Dalam pengetahuan tentang para dikpa ini, peran dan fungsinya masing-masing dalam tatanan ciptaan ilahi memainkan peranan penting. Dharma dalam agama Hindu dimaksudkan untuk memastikan keteraturan dan keteraturan dunia, dan dalam hal itu Vastu Shastra memainkan peran penting dalam menciptakan harmoni struktural dan fungsional. Orang dapat melihat pentingnya hal itu melekat bahkan dalam perencanaan kota peradaban Lembah Indus.

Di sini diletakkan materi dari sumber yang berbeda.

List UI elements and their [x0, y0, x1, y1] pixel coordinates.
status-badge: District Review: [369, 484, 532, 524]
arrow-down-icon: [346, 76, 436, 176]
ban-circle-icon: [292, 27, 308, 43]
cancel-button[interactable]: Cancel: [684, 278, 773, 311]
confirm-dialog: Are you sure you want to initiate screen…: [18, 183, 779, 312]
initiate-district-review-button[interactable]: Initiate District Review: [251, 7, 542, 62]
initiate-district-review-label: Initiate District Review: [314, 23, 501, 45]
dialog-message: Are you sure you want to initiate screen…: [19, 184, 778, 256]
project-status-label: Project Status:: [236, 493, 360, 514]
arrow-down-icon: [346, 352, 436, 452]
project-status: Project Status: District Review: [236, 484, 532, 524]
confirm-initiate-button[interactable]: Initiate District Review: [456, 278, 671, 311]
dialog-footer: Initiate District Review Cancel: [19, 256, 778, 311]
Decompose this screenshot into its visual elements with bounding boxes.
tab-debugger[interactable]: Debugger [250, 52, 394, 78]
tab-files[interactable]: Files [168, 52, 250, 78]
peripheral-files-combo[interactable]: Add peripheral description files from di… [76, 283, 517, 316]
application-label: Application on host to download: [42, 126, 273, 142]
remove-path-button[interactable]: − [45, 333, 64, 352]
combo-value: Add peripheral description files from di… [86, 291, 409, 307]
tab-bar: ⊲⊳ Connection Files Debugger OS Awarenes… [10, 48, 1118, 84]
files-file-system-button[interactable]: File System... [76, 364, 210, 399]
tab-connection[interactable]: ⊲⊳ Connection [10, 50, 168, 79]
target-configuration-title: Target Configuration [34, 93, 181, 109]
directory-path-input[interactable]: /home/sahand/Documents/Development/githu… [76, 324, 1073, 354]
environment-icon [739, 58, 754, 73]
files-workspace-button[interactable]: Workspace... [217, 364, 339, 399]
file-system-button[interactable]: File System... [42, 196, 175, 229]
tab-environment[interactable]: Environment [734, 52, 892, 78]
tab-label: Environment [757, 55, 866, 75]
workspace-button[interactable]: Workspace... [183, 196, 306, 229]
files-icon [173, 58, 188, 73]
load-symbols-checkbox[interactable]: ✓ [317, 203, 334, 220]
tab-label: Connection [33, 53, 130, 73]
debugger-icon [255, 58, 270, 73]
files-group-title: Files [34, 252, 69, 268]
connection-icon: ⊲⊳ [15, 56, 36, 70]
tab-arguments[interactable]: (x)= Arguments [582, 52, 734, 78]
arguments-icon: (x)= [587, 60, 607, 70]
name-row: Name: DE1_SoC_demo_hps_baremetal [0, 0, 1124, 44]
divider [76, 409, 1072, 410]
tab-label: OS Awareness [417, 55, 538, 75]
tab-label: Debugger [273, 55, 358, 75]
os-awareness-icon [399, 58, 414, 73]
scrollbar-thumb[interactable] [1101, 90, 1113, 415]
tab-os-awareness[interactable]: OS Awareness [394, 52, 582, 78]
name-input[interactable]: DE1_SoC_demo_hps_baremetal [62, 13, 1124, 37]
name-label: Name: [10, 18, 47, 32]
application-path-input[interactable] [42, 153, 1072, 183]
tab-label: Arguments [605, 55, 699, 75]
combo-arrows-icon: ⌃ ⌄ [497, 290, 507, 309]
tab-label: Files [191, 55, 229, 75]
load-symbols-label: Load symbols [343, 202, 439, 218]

Sebagai contoh, banyak orang Hindu tradisional percaya bahwa sudut timur laut ruangan harus dibiarkan kosong, karena arah itu milik Iswara. Mereka juga lebih suka berbisnis menghadap ke utara, karena utara diperintah oleh Kubera, penguasa kekayaan, dan menghindari menghadap ke selatan secara umum, karena arahnya diperintah oleh Yama, penguasa kematian. Orang-orang juga tidak akan memilih untuk membangun rumah mereka, dengan fasad utama menghadap ke selatan, karena itu diperkirakan akan menyebabkan kesulitan fisik dan mental dan cacat bagi penghuni dan pemilik.
Dengan meningkatnya tekanan pada ketersediaan ruang, masalah keuangan dan konstruksi, hanya sedikit orang yang dapat memenuhi spesifikasi ilmu kuno ini. Banyak orang Hindu berpendidikan mengabaikannya sepenuhnya dan menjalankan bisnis mereka seperti biasa.